Do you see that push for nationalization as making more investors focus on Australia?
Yes, I think over the past decade or so (probably a bit longer), we saw a lot of money come out of the mining market. It found its way into other sectors, but as that money has come back, I think some of the places where it had been burned was where it had invested in jurisdictions that were a little bit edgy. Whether nationalization via tax, royalties, project shares, or blockages (which stand in the way of permitting) lead to wholesale transfer of value. These things are all uncertainties, which investors are very nervous about. And they’ve become far more common in many parts of Africa in particular.
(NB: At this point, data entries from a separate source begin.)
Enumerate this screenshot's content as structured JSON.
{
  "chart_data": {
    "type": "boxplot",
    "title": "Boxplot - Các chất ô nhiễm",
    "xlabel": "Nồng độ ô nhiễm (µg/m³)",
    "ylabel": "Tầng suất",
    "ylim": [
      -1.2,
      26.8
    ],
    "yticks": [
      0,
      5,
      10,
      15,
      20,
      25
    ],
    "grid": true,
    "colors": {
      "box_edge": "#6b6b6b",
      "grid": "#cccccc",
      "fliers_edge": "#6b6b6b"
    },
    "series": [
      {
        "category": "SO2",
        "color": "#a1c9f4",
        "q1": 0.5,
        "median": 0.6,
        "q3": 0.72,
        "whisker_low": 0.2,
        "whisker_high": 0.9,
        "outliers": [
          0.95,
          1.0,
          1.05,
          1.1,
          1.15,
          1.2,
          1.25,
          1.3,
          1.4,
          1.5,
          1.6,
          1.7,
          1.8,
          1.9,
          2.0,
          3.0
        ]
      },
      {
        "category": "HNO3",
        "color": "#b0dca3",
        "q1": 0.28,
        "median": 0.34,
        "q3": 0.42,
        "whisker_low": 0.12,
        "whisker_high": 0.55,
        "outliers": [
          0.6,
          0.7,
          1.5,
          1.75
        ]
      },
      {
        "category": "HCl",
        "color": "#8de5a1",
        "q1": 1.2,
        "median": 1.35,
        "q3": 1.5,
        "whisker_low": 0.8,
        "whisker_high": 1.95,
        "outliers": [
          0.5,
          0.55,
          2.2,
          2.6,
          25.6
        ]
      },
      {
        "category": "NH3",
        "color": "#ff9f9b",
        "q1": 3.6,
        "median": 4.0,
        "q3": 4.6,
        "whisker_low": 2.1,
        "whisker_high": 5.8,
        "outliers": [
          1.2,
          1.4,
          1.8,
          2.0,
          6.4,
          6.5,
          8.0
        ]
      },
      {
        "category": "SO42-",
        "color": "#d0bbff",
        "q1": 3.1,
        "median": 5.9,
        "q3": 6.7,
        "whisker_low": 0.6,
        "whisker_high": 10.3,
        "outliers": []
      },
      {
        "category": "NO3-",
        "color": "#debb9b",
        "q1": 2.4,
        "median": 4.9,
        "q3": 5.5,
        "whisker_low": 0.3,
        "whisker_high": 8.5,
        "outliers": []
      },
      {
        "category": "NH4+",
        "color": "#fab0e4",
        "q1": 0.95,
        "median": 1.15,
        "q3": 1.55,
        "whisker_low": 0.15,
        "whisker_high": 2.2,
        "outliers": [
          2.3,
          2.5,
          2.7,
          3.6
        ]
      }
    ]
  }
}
Australia is also highly rated for its transparent rule of law. It may be a little bit heavy-handed and over-applied in some cases, but it tends to be pulled back when it overshoots. And that’s something which still attracts investors. Between Canada, the rest of North America, and Australia, they are by far the best jurisdictions for mining.
In terms of making a potential investment in this space (ASX or Australian juniors) what are some of your key criteria you focus on when looking at projects?
We’ve exited a couple of fairly significant investments in the last two or three years, which have netted us about A$95M. We’ve divided a small amount of that out. So, Lion has a reasonable amount of cash to invest. Our mentality is not to deploy all of it at once. There’s a degree of diligence and care which needs to be employed over the choosing of those investments.
I only mention that because it sort of pushes those criteria right to the top. If we were replacing one thing out of the portfolio with another, you might go looking for something similar, to fill a gap. But currently, the whole portfolio is a gap if you look at it that way. We want to develop a portfolio which is commodity diverse, focused in Australia, and has a spread of exposures from early stage where you can get exploration upside as a form of reward and value add in the portfolio, right through to project development where the return of value is shorter term, and a possibility of turning into a cashflow and possibly a dividend stream to the fund.
What we’re looking for is diversity across commodities, which are obtainable or can be developed as greenfield projects by standalone companies. We’re firmly focused on projects where the degree of development risk, carries far less metallurgy and marketing risk, like gold, which are easy to separate and sell.
Copper and nickel concentrates are traded globally and frequently. There’s a very broad and liquid market for concentrates and such. Lithium is a growing market, but currently quite high margins are available for the sale of concentrates. That’s an attractive business to us, although it’s not one that we want to rush into, we still want to understand the qualities of the projects.
Next, we want to see a reasonable size of inventory. Whether that’s defined in a resource or otherwise. We also want to see the sorts of people who can make the transformative steps to take something from a dream through to an operating reality.
Another part of it is what sort of capital investment is going to be required to take it from the stage that we’re at to the point where it would become a development reality. There’re some very interesting things that get pedaled as potential projects inside of junior companies, but if you are capitalized at A$25M and you’re talking about a project which will have a billion dollar capital spend, where’s that money going to come from? You can make all sorts of postulations about how it’ll be raised, but trying to raise money off that very small capital base is incredibly difficult. We look to match reality with the amount of money which needs to be raised.